Estábamos ya abocados al invierno y el otoño estaba siendo muy duro, por cuya razón, al día siguiente de llegar Eulalia a la Residencia, me fue sumamente difícil encontrar una rosa. Recorrí todos los jardines de tres o cuatro aldeas. Todos los rosales estaban secos. Si alguno tenía los restos de una flor, en cuanto intentaba cogerla, se deshacía Por fin, en un rincón de un jardín, protegido por una tapia, encontré un capullo rojo carmesí increible. Estaba sujeto al tronco del rosal por una ramita delgada y seca. Con sumo cuidado, como si de un huevo con la cubierta sin solidficar se tratara, lo iba a cortar, cuando me di cuenta que lo podía destruir. Me fui a casa, cogí unas tijeras y regresé a la procura del rojo y delicado capullo.
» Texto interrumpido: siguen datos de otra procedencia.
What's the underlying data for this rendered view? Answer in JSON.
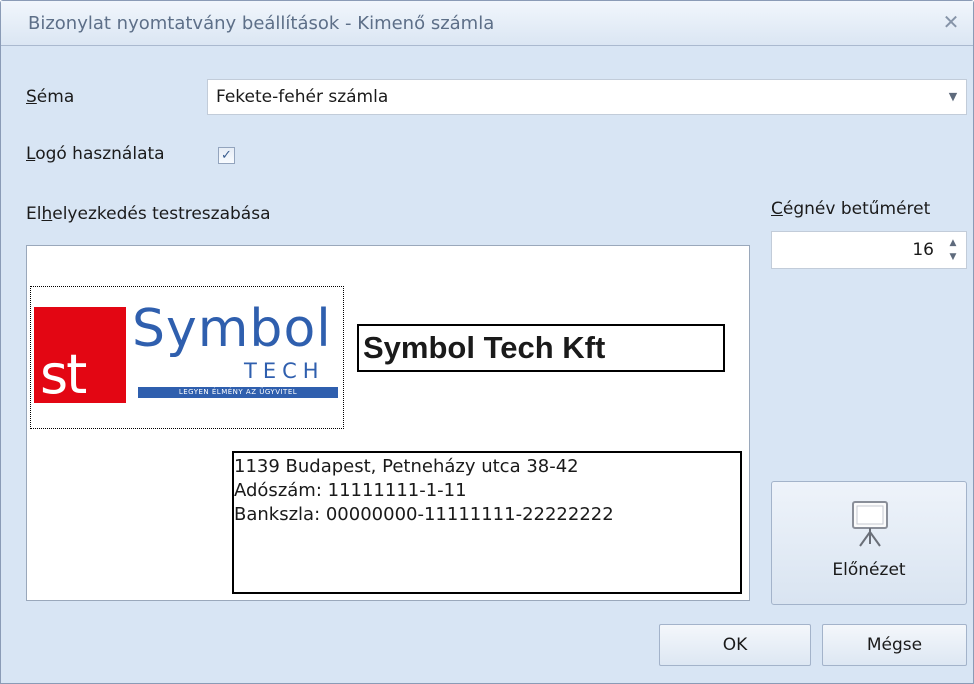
{
  "window": {
    "title": "Bizonylat nyomtatvány beállítások - Kimenő számla",
    "close_glyph": "✕"
  },
  "schema": {
    "label_u": "S",
    "label_rest": "éma",
    "value": "Fekete-fehér számla",
    "arrow_icon": "chevron-down-icon"
  },
  "logo_use": {
    "label_u": "L",
    "label_rest": "ogó használata",
    "checked": true,
    "check_glyph": "✓"
  },
  "layout": {
    "label_pre": "El",
    "label_u": "h",
    "label_rest": "elyezkedés testreszabása"
  },
  "font_size": {
    "label_u": "C",
    "label_rest": "égnév betűméret",
    "value": "16"
  },
  "preview_canvas": {
    "logo": {
      "st": "st",
      "symbol": "Symbol",
      "tech": "TECH",
      "tagline": "LEGYEN ÉLMÉNY AZ ÜGYVITEL"
    },
    "company_name": "Symbol Tech Kft",
    "address_lines": [
      "1139 Budapest, Petneházy utca 38-42",
      "Adószám: 11111111-1-11",
      "Bankszla: 00000000-11111111-22222222"
    ]
  },
  "buttons": {
    "preview": "Előnézet",
    "preview_icon": "presentation-board-icon",
    "ok": "OK",
    "cancel": "Mégse"
  },
  "colors": {
    "logo_red": "#e30613",
    "logo_blue": "#2f5fae",
    "window_bg": "#d8e5f4"
  }
}
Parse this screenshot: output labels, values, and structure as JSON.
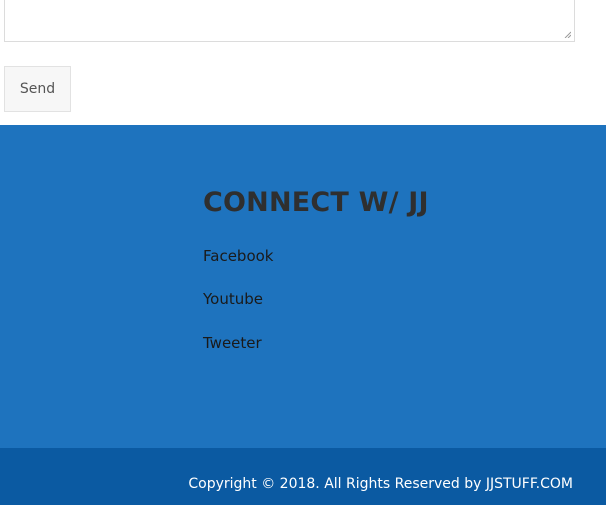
{
  "form": {
    "message_value": "",
    "send_label": "Send"
  },
  "connect": {
    "title": "CONNECT W/ JJ",
    "links": [
      {
        "label": "Facebook"
      },
      {
        "label": "Youtube"
      },
      {
        "label": "Tweeter"
      }
    ]
  },
  "footer": {
    "copyright": "Copyright © 2018. All Rights Reserved by JJSTUFF.COM"
  },
  "colors": {
    "section_blue": "#1e73be",
    "footer_blue": "#0b5aa2",
    "title_text": "#2f2f2f"
  }
}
Conseguí tenerlo en mi mano intacto, pero en cuanto lo deposité en el asiento del coche, el rabito se divorció del capullo. Un alambre fino suplió a la insolidaria rama. Rodeé la florecilla con unas ramas verdes y me fui a la conquista de mi arisca dama. Llegué junto a ella. Estaba sentada. Ni miró quien le daba los buenos días. Conseguí ponerme en frente de sus ojos y comencé a recitar unos versos de San Juan de la Cruz. Soportó sin decir nada unos segundos. Al fin levantó la mirada y yo le ofrecí mi diminuto e improvisado ramo. Lo tomó en sus manos sin decir palabra. Yo permanecí callado y en cuclillas frente a ella. Al fin mirándome a los ojos me dijo muy quedo, como si quisiera que solo yo la oyera
-Gracias. Acerqué mis labios a su mejilla y le dí un beso. Ella me correspondió con otro. Allá, en lo más profundo de un sentimiento adormecido, pareció asomar una sonrisa.
Siete años estuvo Eulalia en la Residencia San Antonio de Beariz, de la Fundación San Rosendo. A todo el que quería escucharla, le contaba que el amor más grande de su vida lo había encontrado a los 85 años en Beariz. El nombre de su amor, del hombre que más la quiso y que más la respetó, según sus propias palabras, ya lo puede suponer la docta lectora y el documentado lector. Se enfadaba cuando llegaba yo a la Residencia y dedicaba unos segundos a quien fuere, antes de darle a ella un beso. Me contó su vida una y mil veces. Había nacido en el Arenteiro, ese histórico y bello pueblo ancestral, donde tuvieron su Cuartel General, muchos años, los Caballeros Templarios. Desde muy jovencita tuvo que trabajar para ayudar al sostén de la casa. Uno de los primeros empleos fue cuidar de un niño en Carballino. Este niño se llamaba Mariano y era hijo de un Juez. Un día la mamá del niño, le dijo que tenía que llevarlo a la escuela. Era la primera vez. El niño tenía 4 añitos. Cuando lo dejó al cuidado de la Maestra, Mariano no quería separarse de Eulalia y lo expresaba llorando a lágrima viva. Al fin el niño entró para la escuela y Eulalia regresó a casa. En cuanto estuvo frente a la mamá de Mariano, le dijo que ella no volvía a llevar el niño a la escuela. Que le partía el corazón verle cómo lloraba y no volvía a llevarlo. Y así lo hizo. Desde aquel día alguien se encargó de hacerlo pero Eulalia, no. Ese niño que se llamaba Mariano y que era hijo de un Juez, que se apellidaba Rajoy, sigue llamándose Mariano y sigue apellidándose Rajoy y es el Presidente de todos los españoles.
A los 7 años de estar entre nosotros Dios llamó a Eulalia a los Campos luminosos de la Eternidad, donde los niños no tienen que llorar por ir a la escuela, ni las niñas jovencitas tienen que trabajar para ayudar al pecunio de la casa. Cuando estaba su féretro en el tanatorio, entré y puse sobre él una rosa roja, casi tan grande como un girasol, para ver si, de esta manera, arrancaba una sonrisa más amplia que aquella que me dio cuando le regalé el capullito carmesí que tanto me costó encontrar.